Tax avoidance by multinational corporations will be forced into the open under proposals to be unveiled by European regulators on Tuesday following the Panama Papers revelations, reports The Guardian.

The European commission will put forward legislation requiring large multinationals operating in Europe to disclose where they make profits and where they pay tax on a country by country basis.

Companies trading in Europe, including large subsidiaries of non-European businesses, would also have to publish how much tax they pay outside the EU with specific information about tax paid in problematic jurisdictions.

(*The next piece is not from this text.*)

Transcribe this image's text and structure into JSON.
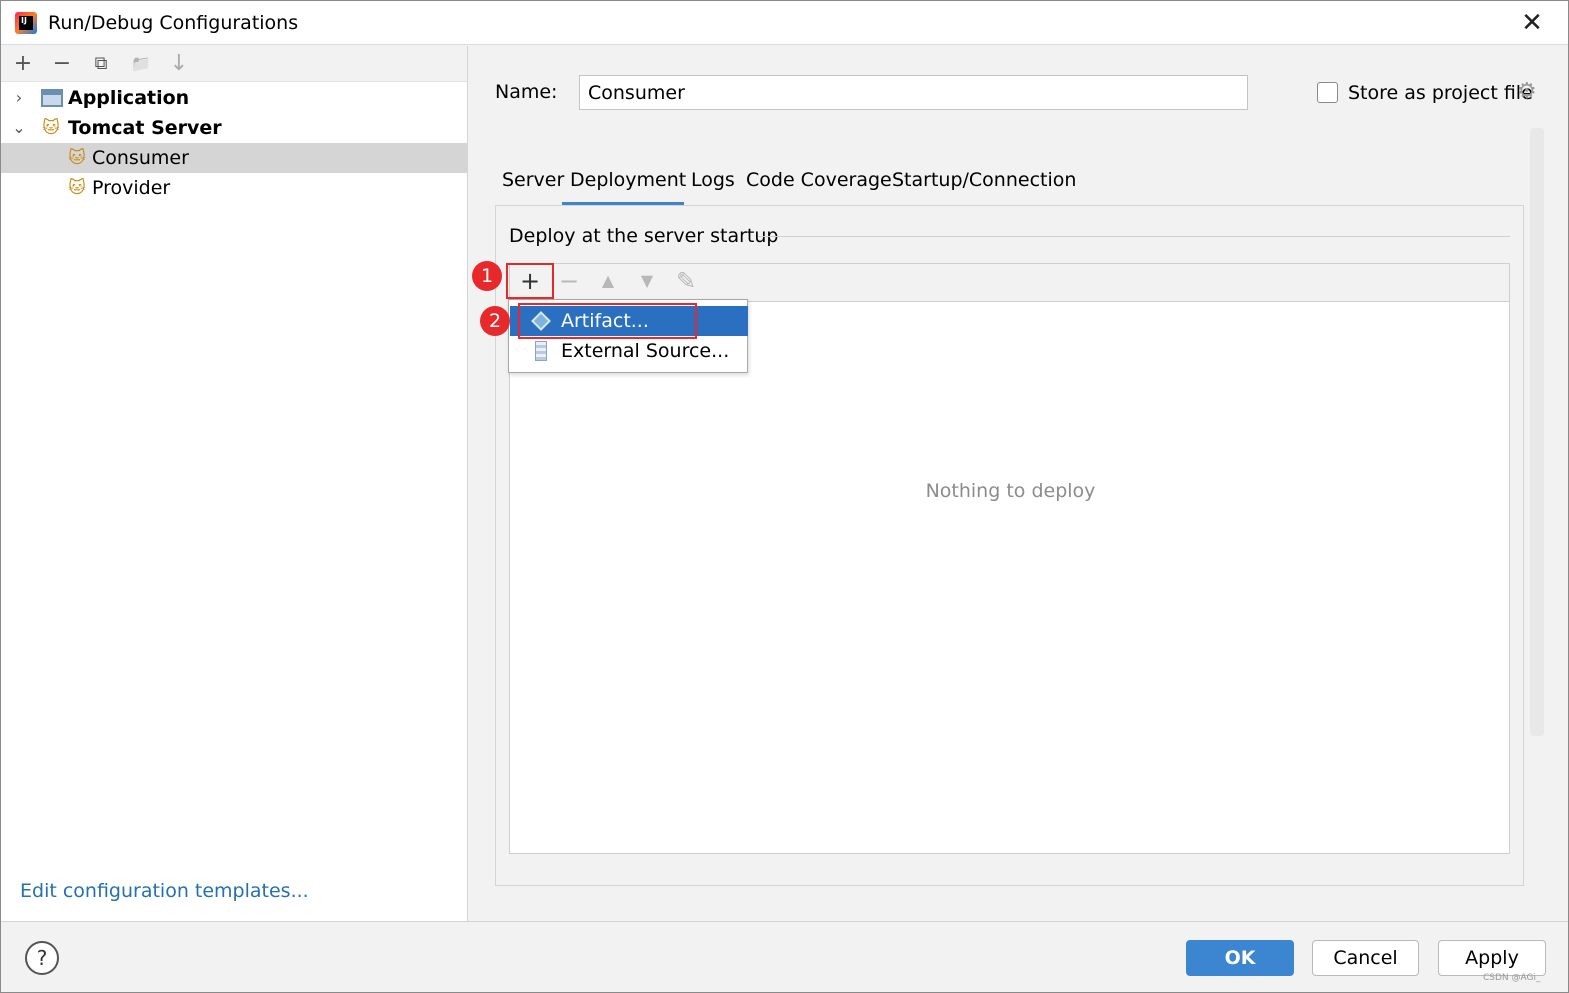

The commission was already working on measures to force international companies to disclose earnings and tax bills in the 28 countries of the EU. Following the leak of 11.5m files exposing the tax secrets of the global elite, officials have toughened up their plans to include subsidiaries in tax havens.

An EU source told the Guardian on Friday that officials were working round the clock to include measures that would capture tax havens in the proposals, due at 2pm UK time. The rules would apply to big US companies, such as Google, Amazon and Apple, that have courted controversy with complex arrangements for avoiding tax across multiple jurisdictions.

The Panama Papers, published by the Guardian and other news organisations around the world, have so far shone more light on individuals than on companies. But European officials think the public outcry has given fresh impetus to attempts to crack down on tax avoidance of all kinds.

European commissioners acknowledged the effect of the Panama Papers on their thinking by highlighting the unfairness of big companies using their financial muscle to reduce their tax bills.

Jonathan Hill and Valdis Dombrovskis, writing in Tuesday’s Irish Times said: “In the fall-out from the Panama Papers, one of the issues that has rocketed up the agenda is the question of tax transparency. Today, the European Commission is bringing forward proposals to increase tax transparency for multinationals operating in Europe, to shine a light into the complex and sometimes murky world of international tax.”

Hill, commisioner for financial stability, and Dombrovskis, commissioner for the euro and social dialogue, said multinationals have an unfair advantage over smaller companies because they are able to pay for advice to minimise their tax bills. Greater disclosure of big companies’ tactics will help the commission consider whether loopholes should be closed and encourage companies to think about their reputations.

“We need a competitive tax environment if business is to flourish but that should be a question for governments, not a consequence of clever lawyers and tax advisers coming up with ever more complicated ways of lightening tax liabilities for some,” they said.

The proposals are likely to face opposition from various quarters, including the US, which has claimed Brussels is targeting successful American companies. Jack Lew, the US Treasury secretary, wrote to the commission earlier this year, arguing that it was “targeting US companies disproportionately” through its investigations into tax sweetheart deals – a charge the commission rebuffed.

Business groups are also unhappy with plans to compel companies to disclose their profits to the public and not just the tax authorities.